# Fertilizing Hay Fields (Old Pastures)



## NHTS110

I have been told 2 different lines of reasoning both make sense, but I don't know. Some say feed it in the fall, with our mild winters of late so it can feed all winter and be ready in the spring. Others say feed it in the spring before real growth begins, fall feeding does no good. I will be using granular and most are mixed grass, clovers, lespedeza. There has been nothing put on in at least 25 maybe 30 years. Up until mid 90's some manure was spread in summer but nothing else. I am just west and a hair north of St.Louis area. Thoughts any one ?


----------



## BCFENCE

I dont know if this helps but i allways soil test, then put on what it says plus 50 or 100 pounds of nitrate , I cut my pasture for cattle hay then let theme graze it, and yes this all happens in the spring but in the fall ive been told alfalfa is best ferdlized in the fall


----------



## swmnhay

Depends if you are putting on N for the grass.Do in the spring otherwise it would be gone by spring.If P & K fall is usually best,It's stable.My usual blend for alf/Orch 50-46-60 preferably rite before a rain to take urea down to roots.SOIL TEST!


----------



## Production Acres

Find a good soil lab - we use a & l laboratories in Memphis, TN - send soil samples - tell them what kind of production you want to accomplish ie. 2 tons cool season grass hay, 5 tons/acre alfalfa, 6 tons/acre bermuda. They can tell you how much ferterilizer you will need to accomplish this goal based on you soils current fertility. Additionally, all the fertilizer in the world will not work if your ph is wrong. Correct your ph first! Your manures have a long residual effect in a field, maybe 60-70% effect 1st year, 30% next year, and 10% last year. As afore stated, granular nitrogen will only last 60-90 days, so a dec 1 application isn't very smart; however, P and K will last upwards of a year or more, so apply when you can get across the field and when you have the money. In my area, on cool season grass hays, everyone just puts 200-300# 19-19-19 around march 15. This is very costly and ignorant as most of the ground around here is high in P. The 1st application of fertilizer this year based on soil tests for us was 70-30-70. As DAP 18-46-0 is mostly made in Russia and China now, this saved us over $100/ton of fertilizer this year.


----------



## CantonHayGuy

Our local Co-Op told me that if I wanted to just put down nitrogen, Fall would be ideal and that most around here like to do the N-P-K in the Spring. I opted to do the N-P-K this past Spring (late April) and from my experience, I more than doubled my first cutting.


----------



## swmnhay

CHG, I disagree with putting on N in fall,you will loose some by next spring from volitalzation and leaching.And hopefully the price is less next spring.The P & K are more stable and are better fall applied to build root reserves in alfalfa.What are you fertilizing ? alfalfa,alf/grass or grass.If alfalfa no need for N.If alfalfa I would fall fertilize.If grass I would spring fertilize.This yr may be I will hold off fertilizing my alfalfa until early spring hopeing the price goes down.I may cut back this fall and spread more after 1st cutting.


----------



## CantonHayGuy

swmnhay said:


> CHG, I disagree with putting on N in fall,you will loose some by next spring from volitalzation and leaching.And hopefully the price is less next spring.The P & K are more stable and are better fall applied to build root reserves in alfalfa.What are you fertilizing ? alfalfa,alf/grass or grass.If alfalfa no need for N.If alfalfa I would fall fertilize.If grass I would spring fertilize.This yr may be I will hold off fertilizing my alfalfa until early spring hopeing the price goes down.I may cut back this fall and spread more after 1st cutting.

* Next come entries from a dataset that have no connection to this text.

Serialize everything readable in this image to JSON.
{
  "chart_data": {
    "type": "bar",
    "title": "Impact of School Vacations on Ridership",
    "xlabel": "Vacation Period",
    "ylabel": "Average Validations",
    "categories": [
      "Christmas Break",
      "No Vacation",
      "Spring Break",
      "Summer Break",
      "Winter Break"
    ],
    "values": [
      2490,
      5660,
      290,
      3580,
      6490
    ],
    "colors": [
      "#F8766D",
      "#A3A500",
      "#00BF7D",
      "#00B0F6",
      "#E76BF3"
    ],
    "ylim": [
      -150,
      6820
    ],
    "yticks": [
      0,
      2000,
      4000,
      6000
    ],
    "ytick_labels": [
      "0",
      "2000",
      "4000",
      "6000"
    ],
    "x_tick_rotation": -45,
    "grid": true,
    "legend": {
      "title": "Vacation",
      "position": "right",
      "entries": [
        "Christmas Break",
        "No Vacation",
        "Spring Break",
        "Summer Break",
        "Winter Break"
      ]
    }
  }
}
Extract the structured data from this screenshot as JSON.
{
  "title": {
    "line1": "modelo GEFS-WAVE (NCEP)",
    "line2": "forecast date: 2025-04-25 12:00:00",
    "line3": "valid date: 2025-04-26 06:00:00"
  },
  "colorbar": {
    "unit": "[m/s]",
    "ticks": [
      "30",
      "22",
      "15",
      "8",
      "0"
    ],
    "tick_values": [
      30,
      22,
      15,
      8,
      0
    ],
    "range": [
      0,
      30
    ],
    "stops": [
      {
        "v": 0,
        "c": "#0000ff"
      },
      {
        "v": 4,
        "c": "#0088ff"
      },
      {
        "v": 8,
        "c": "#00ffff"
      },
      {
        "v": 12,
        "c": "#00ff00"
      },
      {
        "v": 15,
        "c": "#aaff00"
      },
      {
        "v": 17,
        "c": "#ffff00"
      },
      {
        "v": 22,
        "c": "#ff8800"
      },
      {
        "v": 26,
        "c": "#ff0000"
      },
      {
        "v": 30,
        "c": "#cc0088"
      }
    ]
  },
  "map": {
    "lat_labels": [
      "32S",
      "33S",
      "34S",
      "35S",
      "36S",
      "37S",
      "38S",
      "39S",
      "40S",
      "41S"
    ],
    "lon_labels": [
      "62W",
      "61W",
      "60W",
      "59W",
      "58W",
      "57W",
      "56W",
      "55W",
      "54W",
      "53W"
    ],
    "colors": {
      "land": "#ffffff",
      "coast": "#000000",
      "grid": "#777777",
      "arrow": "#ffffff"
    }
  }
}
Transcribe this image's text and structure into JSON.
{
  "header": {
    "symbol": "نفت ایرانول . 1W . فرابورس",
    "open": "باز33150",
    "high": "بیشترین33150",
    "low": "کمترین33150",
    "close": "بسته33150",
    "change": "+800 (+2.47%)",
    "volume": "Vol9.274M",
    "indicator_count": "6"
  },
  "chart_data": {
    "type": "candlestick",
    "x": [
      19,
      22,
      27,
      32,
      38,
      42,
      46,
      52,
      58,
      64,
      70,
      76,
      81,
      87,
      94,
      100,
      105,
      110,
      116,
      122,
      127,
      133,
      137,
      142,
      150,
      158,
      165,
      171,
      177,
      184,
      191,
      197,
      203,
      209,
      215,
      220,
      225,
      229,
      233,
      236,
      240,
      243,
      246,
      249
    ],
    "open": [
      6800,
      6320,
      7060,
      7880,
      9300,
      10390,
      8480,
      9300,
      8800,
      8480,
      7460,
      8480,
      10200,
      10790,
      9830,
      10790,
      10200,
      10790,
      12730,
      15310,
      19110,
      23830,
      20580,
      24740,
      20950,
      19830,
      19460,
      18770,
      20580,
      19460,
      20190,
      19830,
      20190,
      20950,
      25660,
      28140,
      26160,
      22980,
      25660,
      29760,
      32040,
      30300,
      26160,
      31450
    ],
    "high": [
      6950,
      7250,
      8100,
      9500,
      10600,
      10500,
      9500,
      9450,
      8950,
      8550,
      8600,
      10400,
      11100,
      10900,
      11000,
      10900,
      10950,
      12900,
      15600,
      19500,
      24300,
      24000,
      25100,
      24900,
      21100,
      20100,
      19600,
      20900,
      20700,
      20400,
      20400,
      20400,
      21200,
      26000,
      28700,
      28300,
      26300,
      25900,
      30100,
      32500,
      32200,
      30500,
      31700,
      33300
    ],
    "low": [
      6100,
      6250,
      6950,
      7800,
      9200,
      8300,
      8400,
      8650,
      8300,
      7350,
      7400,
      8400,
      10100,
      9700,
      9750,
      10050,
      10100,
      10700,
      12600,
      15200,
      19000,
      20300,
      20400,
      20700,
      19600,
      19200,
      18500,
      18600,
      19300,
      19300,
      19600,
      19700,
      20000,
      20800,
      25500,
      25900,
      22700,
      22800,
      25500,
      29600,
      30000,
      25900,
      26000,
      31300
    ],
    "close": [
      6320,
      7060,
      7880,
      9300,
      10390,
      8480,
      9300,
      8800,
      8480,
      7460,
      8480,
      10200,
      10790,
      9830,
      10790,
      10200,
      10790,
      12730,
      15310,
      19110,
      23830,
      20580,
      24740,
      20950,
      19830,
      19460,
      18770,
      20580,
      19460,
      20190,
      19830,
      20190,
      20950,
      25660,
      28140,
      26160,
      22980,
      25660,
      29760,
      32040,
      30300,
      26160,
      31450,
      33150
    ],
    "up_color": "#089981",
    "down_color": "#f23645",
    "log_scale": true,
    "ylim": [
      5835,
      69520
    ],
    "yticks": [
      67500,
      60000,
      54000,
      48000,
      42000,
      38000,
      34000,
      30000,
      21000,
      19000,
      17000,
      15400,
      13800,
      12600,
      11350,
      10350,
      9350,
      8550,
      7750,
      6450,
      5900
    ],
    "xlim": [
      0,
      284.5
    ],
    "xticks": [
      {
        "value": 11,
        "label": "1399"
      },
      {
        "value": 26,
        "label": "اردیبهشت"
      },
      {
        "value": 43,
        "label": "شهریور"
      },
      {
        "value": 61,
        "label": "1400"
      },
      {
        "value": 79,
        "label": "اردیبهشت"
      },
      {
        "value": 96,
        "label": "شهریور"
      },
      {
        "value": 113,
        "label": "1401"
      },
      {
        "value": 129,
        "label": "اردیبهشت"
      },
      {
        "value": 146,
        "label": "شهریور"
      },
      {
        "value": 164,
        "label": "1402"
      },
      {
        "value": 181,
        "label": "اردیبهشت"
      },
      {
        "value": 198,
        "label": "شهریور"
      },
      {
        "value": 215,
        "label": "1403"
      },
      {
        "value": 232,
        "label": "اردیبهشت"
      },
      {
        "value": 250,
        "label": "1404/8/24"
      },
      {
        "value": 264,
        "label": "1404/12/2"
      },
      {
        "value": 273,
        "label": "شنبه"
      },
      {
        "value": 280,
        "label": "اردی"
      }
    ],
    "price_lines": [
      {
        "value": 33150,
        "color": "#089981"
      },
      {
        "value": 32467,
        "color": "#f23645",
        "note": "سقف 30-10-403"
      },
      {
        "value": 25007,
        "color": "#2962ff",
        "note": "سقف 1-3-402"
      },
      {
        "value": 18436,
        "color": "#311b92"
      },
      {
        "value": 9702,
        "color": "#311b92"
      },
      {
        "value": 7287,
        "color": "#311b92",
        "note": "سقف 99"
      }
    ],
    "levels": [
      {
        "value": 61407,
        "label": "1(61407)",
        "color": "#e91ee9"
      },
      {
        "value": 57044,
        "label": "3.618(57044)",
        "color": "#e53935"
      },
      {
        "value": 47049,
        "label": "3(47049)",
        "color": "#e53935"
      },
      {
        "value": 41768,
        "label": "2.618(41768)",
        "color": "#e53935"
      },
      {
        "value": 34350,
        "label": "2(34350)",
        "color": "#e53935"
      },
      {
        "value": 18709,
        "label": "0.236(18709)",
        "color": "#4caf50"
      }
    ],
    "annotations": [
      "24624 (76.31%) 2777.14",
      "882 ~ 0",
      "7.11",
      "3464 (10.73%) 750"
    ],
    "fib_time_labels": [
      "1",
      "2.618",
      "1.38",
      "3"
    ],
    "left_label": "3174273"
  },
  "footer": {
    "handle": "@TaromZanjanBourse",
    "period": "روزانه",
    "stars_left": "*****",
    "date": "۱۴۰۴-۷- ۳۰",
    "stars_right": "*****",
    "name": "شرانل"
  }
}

I've just got a horse pasture mix hay. Is it necessary to fertilize every year? I think I skipped doing anything last year.


----------



## swmnhay

CantonHayGuy said:


> I've just got a horse pasture mix hay. Is it necessary to fertilize every year? I think I skipped doing anything last year.


To get the most yield you need to fertilize every yr.The N doesn't carry over from yr to yr.Get a soil test to see what you need for P & K.Fert price has sky rocketed so you should find out what you need.Grass needs N to get a good crop.What is cost effective???Cost per acre divided by yld gain.N will raise the protien level in hay also.To get the most bang for the buck on grass hay fert in spring.


----------



## CantonHayGuy

No kiddin' fertilizer prices have skyrocketed! My first year after planting the field, I paid the Co-Op $9.00 an acre; it's more than tripled.


----------



## swmnhay

Last I checked 9-23-30 for alfalfa was around $900 a ton.200# an acre would be $90 per acre.What mix are you useing?


----------



## Rodney R

On grass hay we'll apply N in spring, and normally trow in some 2,4-D for good measure, and then add P&K after 1st cutting, on alfalfa it's just P&K after 1st cutting. If you have clover in your mixture that's fixing nitrogen for you, you may not need any additional N, but there's a good chance that you may not be getting enough N for a full crop.

A fall aplication of N is a waste of money - most will be gone in just a few weeks. You need to apply N just before things get green in spring. P&K are more residual, and will hang around for a while, and sorta have a time-release element to them - they don't work immediately like N does. BUT none of them will work if you have a poor pH for what you're trying to grow..... 6-6.5 is what you're shooting for..... I heard a guy once say if you've got $1 to spend on either lime or fertilizer, you should always choose the lime..... Of course, that's here.

Rodney


----------



## NHTS110

Rodney R, why and how are you applying 2 4-d with your fertilizer ?


----------



## Rodney R

The N all goes on as a liquid in spring. The 2,4-D is for any broadleaves that might be out there, and we're making a trip anyway. So, it goes out in a sprayer, right along with the N..... Even if it doesn't kill the broadleaves, it might make them sick enough to not be a threat to the 1st cutting..... All P&K goes out dryafter 1st cutting.

Rodney


----------